Conferences and events
- At this stage, there aren’t too many companies that make reusable bags locally, let alone using recycled fabric! With the wonderful momentum around sustainability and waste increasing, many conferences, events and organisations look for sustainable options for their delegates to use at the events. Boomerang Bags are an appealing option, and a win-win for all involved – the company demonstrates their commitment to sustainability, support and collaboration with local organisations/causes; the delegates get a funky Boomerang Bag that they can cherish for themselves, pass on to someone in need, or they may even decide to start a local group themselves!
Partner with other groups and organisations
- Days for girls – https://www.daysforgirls.org
- Orange Sky Laundry (Homeless support)
- Oz Harvest
- Donate or sell the bags to a local store to have by the counter for when people forget to bring their own bag. The bags could be sold for a small donation to support your group to make more bags (this is up to your community and what you think will work best)
- Along with providing bags, support the store to implement other strategies to help their transition away from plastic bags, and to support their customers to BYO bag. See ‘How can your local store get involved?’ for some ideas
There are many ways that businesses can work towards being plastic bag free and be part of Boomerang Bags. Here are a few ideas that stores could implement to help their business and customers with this transition:
SIGNAGE AND DISPLAYS
Display signage throughout the store to trigger customer memory to remember their own bags, as well as to promote the store’s efforts to phase out plastic bags and recognise their participation with Boomerang Bags. Provide customers with ‘Have you got your reusable bag?’ door hangers as a reminder to bring their own bags from home.
SUPPORT THE LOCAL BOOMERANG BAGS GROUP
Advertise upcoming Boomerang Bags working bees or events in-store as a means to garner interest and volunteers to support the project locally. Provide ‘take and make’’ boomerang bag kits (provided by the local group), to encourage customers to make their own bags. Become a drop off point for fabric donations.

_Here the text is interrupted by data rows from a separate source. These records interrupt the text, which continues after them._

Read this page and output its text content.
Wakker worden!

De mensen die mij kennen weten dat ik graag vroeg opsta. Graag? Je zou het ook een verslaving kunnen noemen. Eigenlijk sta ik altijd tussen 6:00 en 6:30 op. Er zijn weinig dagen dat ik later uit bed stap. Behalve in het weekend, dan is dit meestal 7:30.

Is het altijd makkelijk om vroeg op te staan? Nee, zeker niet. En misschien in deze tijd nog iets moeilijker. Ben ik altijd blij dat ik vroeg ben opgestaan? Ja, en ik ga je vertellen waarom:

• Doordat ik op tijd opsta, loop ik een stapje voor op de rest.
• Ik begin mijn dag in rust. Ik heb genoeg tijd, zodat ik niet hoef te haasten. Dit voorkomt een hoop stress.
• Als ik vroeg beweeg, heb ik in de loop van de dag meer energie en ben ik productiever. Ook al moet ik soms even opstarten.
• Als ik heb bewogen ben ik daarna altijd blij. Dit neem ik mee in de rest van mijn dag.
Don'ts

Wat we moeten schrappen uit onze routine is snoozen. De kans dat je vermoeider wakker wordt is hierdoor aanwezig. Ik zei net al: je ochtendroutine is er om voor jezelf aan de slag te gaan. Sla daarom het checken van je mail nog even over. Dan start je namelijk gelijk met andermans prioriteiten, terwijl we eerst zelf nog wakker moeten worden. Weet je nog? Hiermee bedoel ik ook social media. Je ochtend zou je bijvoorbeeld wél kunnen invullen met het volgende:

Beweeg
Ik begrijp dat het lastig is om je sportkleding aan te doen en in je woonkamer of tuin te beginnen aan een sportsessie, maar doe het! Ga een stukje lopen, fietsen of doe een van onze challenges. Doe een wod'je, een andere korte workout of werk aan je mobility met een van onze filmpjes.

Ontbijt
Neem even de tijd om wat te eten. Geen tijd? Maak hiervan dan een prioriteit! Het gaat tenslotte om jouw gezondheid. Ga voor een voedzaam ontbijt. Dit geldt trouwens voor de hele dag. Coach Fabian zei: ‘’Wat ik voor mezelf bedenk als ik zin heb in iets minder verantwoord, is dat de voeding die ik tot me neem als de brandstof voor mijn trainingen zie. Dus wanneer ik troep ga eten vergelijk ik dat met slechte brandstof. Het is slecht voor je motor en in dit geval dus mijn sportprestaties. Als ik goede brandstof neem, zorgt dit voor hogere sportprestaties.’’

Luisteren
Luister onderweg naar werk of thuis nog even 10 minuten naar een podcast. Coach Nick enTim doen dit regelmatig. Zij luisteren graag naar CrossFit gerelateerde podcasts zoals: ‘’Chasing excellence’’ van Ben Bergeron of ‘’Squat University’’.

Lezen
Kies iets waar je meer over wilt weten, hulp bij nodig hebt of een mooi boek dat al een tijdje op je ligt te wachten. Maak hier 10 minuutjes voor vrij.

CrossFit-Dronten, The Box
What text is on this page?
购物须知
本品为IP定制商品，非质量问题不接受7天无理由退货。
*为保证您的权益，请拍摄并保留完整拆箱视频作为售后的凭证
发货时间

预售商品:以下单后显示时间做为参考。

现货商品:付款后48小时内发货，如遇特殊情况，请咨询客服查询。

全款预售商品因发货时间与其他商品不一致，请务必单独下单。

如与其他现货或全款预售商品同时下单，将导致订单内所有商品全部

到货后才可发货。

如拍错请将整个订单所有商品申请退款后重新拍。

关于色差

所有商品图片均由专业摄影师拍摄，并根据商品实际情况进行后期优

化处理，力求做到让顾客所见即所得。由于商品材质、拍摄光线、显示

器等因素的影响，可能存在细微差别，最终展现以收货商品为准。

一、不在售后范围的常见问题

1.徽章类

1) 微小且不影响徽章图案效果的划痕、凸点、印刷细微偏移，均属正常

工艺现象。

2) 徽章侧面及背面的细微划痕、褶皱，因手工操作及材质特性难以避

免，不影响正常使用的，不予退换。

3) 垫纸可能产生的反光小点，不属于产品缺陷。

Provide incentives for people who bring their own reusable alternatives. It could be a free ticket into a raffle drawn monthly, a small gift or discount.
Provide free or inexpensive alternatives to plastic bags, for example: recycled cardboard boxes, boomerang bags, other reusable bags, recycled paper bags, etc.
Ensure staff are trained around the importance of reducing plastic, and encourage them to communicate this to their customers. For example, using phrases like “Do you have your reusable bag with you?” rather than “Would you like a bag?”
Host regular or one-off events to create conversations about fostering sustainable habits, for example: Boomerang Bags volunteers set up a table outside the business for a day, to give away bags and have conversations with customers. Hold DIY bag-making workshops or sew-a-thon’s.
Boomerang Bags Nambour (QLD, Australia)
“Our group is small. We focus on sewing really nice quality bags, we match colours and threads, we want to have people proud to use our bags, so we certainly aren’t pumping them out in massive numbers, but we also sew in a local place that works with people with disabilities, so we help them sew and we engage them too. We have our first shop taking 50 bags next week and have two more waiting, we are slow and steady”
Geraldton (WA, Australia)
“I think the personal touch has a good impact. I’ve been making paper bin liners and putting a Boomerang Bag in it, then gifting to various people. The feedback and talk about saying NO to plastic bags has been amazing …I love promoting Boomerang Bags.”
Dayboro (QLD, Australia)
Our group is all about making a difference however we can. People are shocked when I say that we aren’t putting our bags at the IGA, but when I explain they would go through dozens of bags a day, and we have 6 or 7 sewers and that 1 bag can take 4 or more hours to make, they get it. I have noticed just recently that our IGA checkout chicks are starting to ask people “Do you need a bag?” when they get to the checkouts. This is such a shift – it puts the responsibility back onto the consumer to make a change, and consider their own actions. I feel like our little BB group has had something to do with that in our town.
Sunbury (VIC, Australia)
We’re finding that our local market is a huge awareness raising exercise. last market we stopped a few people walking past with plastic bags and swapped it for a BB bag….gave us a chance to tell them what we were doing and why AND they walked away with a beautiful bag! Great positive response…except our numbers of bags are going down again! Hahaha.
Phillip Island – Vanuatu (Kylie)
A volunteer came to donate a doona, and she never left.
Dulwich Hill (Sydney, Australia)
“WOW what a great day at Marrickville Festival 2017! We gave out all the Inner West Bags and got lots of support for a NSW ban on plastic bags. I will be sending these signatures directly to Premier Gladys Berejiklian. Thanks to our great friends Suzanne and Paul at Village Wholefoods & Bulk Foods. Lots of good conversations and more people ready to join the Dulwich Hill Boomerang Bag movement.”